Artist Spotlight: Topher Crowder

Artist Spotlight: Topher Crowder

As mentioned here, Topher Crowder’s work stopped me in my tracks this past July at the DAM Unmentionables show He is an exceptional talent. When I look at his work I think about that cool kid in school that created wild, intricate, sexualized, and disturbing pictures during class. What if that cool kid continued to hone his talent, yet stayed true to his fascination with the intricate lines and wild imagery that grows from just creating? I think that’s Topher.

When judging artists I ask, (1) did it stop me in my tracks and (2) could I have (or have I) thought of creating the same thing? With his Plexiglass etchings, Topher stopped me in my tracks and had me asking myself, “why did I not think of doing that?” The imagery that Topher creates with his Plexiglass features beg you to get lost in the piece. These pieces have the intricacy of pen & ink drawings, yet there is an added life — a literal glow — that Topher adds to them through his choice of materials.   These pieces leave a faint, color shadow on the walls where they are displayed that give a soft finishing touch to a bold begining.

The only bad thing about these pieces, they are really difficult to capture in a photograph.  So you have to track Topher down and see them for yourself! As a first step, I tracked Topher down so you can get to know him better. When did you start painting?

Topher : I started and stopped painting. I started in 86 in college, quit untill around 2000 when I returned to get my BFA. Alot of people think I do drawings or Plexiglas engravings. I really enjoy painting. I like working on both Plexiglas engravings and a painting at the same time. I have also started painting plein air and really enjoy that too. What style do you consider your work?

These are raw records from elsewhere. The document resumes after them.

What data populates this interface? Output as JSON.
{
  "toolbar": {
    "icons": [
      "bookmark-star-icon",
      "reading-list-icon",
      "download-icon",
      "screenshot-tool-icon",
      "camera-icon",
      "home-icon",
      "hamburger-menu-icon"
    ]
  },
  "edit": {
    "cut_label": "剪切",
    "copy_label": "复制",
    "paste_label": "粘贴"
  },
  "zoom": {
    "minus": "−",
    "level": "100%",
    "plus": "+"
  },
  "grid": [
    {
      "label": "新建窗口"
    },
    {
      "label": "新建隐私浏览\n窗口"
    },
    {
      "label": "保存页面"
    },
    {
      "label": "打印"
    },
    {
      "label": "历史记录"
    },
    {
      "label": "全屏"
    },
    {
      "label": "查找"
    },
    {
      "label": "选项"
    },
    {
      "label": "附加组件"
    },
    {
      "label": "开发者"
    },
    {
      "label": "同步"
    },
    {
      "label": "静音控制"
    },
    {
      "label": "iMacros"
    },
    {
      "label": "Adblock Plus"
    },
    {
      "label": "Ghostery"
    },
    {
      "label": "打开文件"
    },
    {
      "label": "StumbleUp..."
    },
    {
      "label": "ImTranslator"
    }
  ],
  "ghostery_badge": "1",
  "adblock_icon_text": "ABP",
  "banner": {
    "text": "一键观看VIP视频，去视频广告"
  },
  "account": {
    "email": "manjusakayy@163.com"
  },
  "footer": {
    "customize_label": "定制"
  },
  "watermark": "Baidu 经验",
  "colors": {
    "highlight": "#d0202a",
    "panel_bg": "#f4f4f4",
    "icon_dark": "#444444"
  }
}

Topher : Style…jeez. I figure a style is usually attached to a body of work once people start buying it. I’m not there yet and I’m really worried about style. I’ll let other people do the style stuff. Does beauty play a role in your work?

Topher : Beauty is a fickle beast. Sometimes the most beautiful people are the most empty. But that being said, I don’t try and make things ugly or crappy….ok, well sometimes I shoot for ‘craptacular’. But I try to create an impression with my work. Something that the viewer will take with them after looking at it, something that will stick with them in the dark forgotten corners of their brain. How have you developed as an artist over the last five years?

Topher : The last five years has been great for me as an artist. I finished my masters, started some exciting new projects and became an adjunct at Schoolcraft College. Art-wise, the five years has seen my work move in areas that I never thought it would (thanks to some great teachers at Wayne State University). I am not frightened to experiment with new concepts and the idea of failure never plays a part. I have some great ideas in the works and really cant wait for the next five years. What is your process?

Topher : Process…process is important to my work. My process is somewhat equal to a 96 ounce steak that you get for free if you eat it in a half hour. You cant see finishing but you don’t dare quit. I like the idea of mark making. Using every mark, regardless of quality. Making every mark worth the same and not editing. But, while that process fits well with my Plexiglas works, it doesn’t quite fit how i paint. I enjoy destroying what I have painted or painting over finished works. I like editing paintings with think layers of paint. I know it’s bi-polar. The Prozac makes it all very clear to me. What is the most difficult part about your process?

Topher : Time is the most difficult equation to my process, A large Plexiglas work can take upwards of eight months to create and can be destroyed by a single careless individual. I cant seem to make more any faster. I’m trying but it hurts. The last time I worked non-stop, i couldn’t feel my hand for five days. What inpires you?

Topher : I love learning and seeing new things. I sop up new experiences like a dry sponge. Who are your favorite Detroit area artists?

Topher : Detroit has a large stable of great artists. Chris Dean, Glenn Barr, Tom Thewes, Niagara, Kristen Beaver, and many more. I own a few works from a few of these artists. I wish Detroit had a larger stable of art collectors. Where is your studio?

Topher : I have a studio in Livonia. I love having a studio that is not in my basement. If anyone would like to visit my studio and see what I’m working on, I can be reached on Facebook. Every studio visit comes with a free signed print and a grope. What’s next?

Topher : What is next?! I would love to show more outside of Detroit. I’m trying but 8 x 4 foot dayglo plexiglas is very hard to push onto galleries. I’m gonna try though. I love sending portfolios out. They are like letters in bottles. You meet some really great people sometimes.